Para mudar a avaliação, é necessário mudar todo o trabalho escolar (e vice-versa). O que nós tentamos na Ponte é que cada aluno veja reconhecido o seu ritmo e que, paralelamente, a avaliação também seja para cada aluno uma oportunidade de aprendizagem.

A segunda pergunta:

“Percebo que o objetivo da Ponte é proporcionar aos alunos um clima adequado, onde se constitui um marco de relações admiráveis. Eu poderia supor que as avaliações sejam feitas conforme as possibilidades reais de cada um, para que a aceitação das competências pessoais não ocorra em detrimento de uma autoimagem positiva?

“Os laços que unem alunos e professores, alunos e seus pares têm de ser laços de aceitação, confiança, respeito e sinceridade. A aprendizagem efetiva apenas se concretizará num ambiente de reconhecimento e aceitação de diferentes individualidades.

A avaliação regula, reorienta todas as aprendizagens: a aquisição de novos conteúdos, mas também as atitudes e comportamentos. É errôneo pensar que aprender na escola é aprender somente Língua Portuguesa e Matemática.
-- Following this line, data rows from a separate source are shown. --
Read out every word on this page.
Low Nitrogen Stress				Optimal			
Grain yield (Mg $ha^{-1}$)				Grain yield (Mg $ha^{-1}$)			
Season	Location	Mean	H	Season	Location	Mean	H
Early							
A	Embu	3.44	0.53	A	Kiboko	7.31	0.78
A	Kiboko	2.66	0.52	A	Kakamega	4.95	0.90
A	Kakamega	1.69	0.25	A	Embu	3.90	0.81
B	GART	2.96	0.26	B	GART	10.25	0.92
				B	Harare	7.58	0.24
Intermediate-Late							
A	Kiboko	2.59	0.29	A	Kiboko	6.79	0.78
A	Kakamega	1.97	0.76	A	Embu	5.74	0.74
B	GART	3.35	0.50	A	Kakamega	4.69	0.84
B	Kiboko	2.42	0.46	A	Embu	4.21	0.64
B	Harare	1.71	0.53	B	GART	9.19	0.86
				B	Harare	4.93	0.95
Um aluno com uma baixa autoestima tem grandes dificuldades em conviver com a frustração, necessita da solidariedade dos seus orientadores educativos, assim como dos seus pares. Neste ano letivo, um aluno precisava ouvir “És capaz de…”, “Tu consegues…”, antes de iniciar qualquer trabalho que julgasse ser mais difícil. Precisará ainda que muitos outros lhe digam o mesmo, para que possa caminhar com mais autonomia.

Há alunos que se revoltam perante o desrespeito pelas suas dificuldades e ritmos de aprendizagem. É curioso verificar que alguns professores encaram a avaliação como um meio de amedrontar os “indisciplinados” da sua sala de aula. Lembro-me de uma professora que carregava consigo testes, que ameaçava aplicar, se as coisas não corressem como havia planeado.

É obvio que só faz sentido que as avaliações sejam feitas conforme as possibilidades reais de cada um dos nossos alunos. Pedir o mesmo a todos poderá significar pedir demasiado a alguns.

Na Escola da Ponte, se fazia avaliação… dialogando.